Fund Management

What's New In Investments, Funds? - UBS, BlackRock

Editorial Staff 19 February 2020


The latest in investments and fund management from across Europe.

UBS, BlackRock
UBS has partnered with asset management titan BlackRock to launch an exchange-traded fund that taps into returns from multilateral development bank debt.

The launch is UBS GWM's first collaboration with an external fund manager on a development bank bond ETF.

The ETF will be included in certain UBS Global Wealth Management mandates and offered on GWM platforms as an alternative to traditional high-quality fixed income investments such as government bonds. MDB debt, UBS said, offers strong – often AAA – credit ratings, high liquidity, and a higher yield than US Treasuries. 

The funds raised by MDB debt are also focused on advancing the United Nations’ Sustainable Development Goals, or SDGs.

Known as the the iShares USD Development Bank Bonds UCITS ETF, it tracks the FTSE World Broad Investment-Grade USD MDB Bond Capped Index. 

Supported by initial UBS seed capital, the ETF has assets of more than $120 million. In total, UBS oversees more than $1 billion of client assets in development bank debt.
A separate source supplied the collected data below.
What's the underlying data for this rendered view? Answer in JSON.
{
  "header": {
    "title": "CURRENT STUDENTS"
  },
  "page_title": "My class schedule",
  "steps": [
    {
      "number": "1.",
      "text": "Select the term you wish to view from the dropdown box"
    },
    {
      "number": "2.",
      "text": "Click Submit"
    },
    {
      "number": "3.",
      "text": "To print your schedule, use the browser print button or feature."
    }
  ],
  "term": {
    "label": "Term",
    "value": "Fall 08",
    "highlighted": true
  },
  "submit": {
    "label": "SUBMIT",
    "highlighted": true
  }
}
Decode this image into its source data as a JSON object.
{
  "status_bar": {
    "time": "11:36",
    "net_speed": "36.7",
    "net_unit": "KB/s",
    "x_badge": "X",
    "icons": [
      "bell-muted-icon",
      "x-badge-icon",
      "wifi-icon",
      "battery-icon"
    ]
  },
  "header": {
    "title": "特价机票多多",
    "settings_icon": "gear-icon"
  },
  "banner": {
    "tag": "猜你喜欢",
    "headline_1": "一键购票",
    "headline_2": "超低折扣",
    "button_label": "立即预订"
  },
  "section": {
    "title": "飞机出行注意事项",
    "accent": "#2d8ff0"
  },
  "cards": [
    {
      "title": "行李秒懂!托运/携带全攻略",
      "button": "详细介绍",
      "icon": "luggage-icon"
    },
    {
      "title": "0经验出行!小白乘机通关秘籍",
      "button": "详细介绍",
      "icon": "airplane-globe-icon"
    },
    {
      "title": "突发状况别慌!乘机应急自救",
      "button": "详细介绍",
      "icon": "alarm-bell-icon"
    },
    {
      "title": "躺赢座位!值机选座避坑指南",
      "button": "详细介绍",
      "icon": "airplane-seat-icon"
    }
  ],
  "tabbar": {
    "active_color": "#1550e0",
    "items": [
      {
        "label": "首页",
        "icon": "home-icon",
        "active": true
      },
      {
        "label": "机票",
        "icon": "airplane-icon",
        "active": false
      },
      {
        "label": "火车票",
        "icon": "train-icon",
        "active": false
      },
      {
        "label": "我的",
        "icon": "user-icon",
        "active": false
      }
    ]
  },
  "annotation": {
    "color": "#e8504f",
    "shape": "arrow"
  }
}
The FTSE index offers exposure to dollar debt securities issued by African Development Bank, Asian Development Bank, European Bank for Reconstruction and Development, Inter-American Development Bank, International Development Association, and the World Bank Group's International Bank for Reconstruction and Development and International Finance Corporation. Each issuer carries an AAA credit rating from at least one major rating agency, has the US as a member, and has pledged support for critical UN SDGs.

"Our clients see development bank debt as an attractive means of diversifying their portfolios and focusing them on the United Nations Sustainable Development Goals. Exchange-traded funds will continue to represent an important route for clients to access this growing asset class,” Mark Haefele, chief investment officer at UBS Global Wealth Management, said.

The fund will be distributed in Austria, Belgium, Denmark, Finland, France, Germany, Ireland, Luxembourg, the Netherlands, Norway, Portugal, Spain, Sweden, Switzerland, and the UK.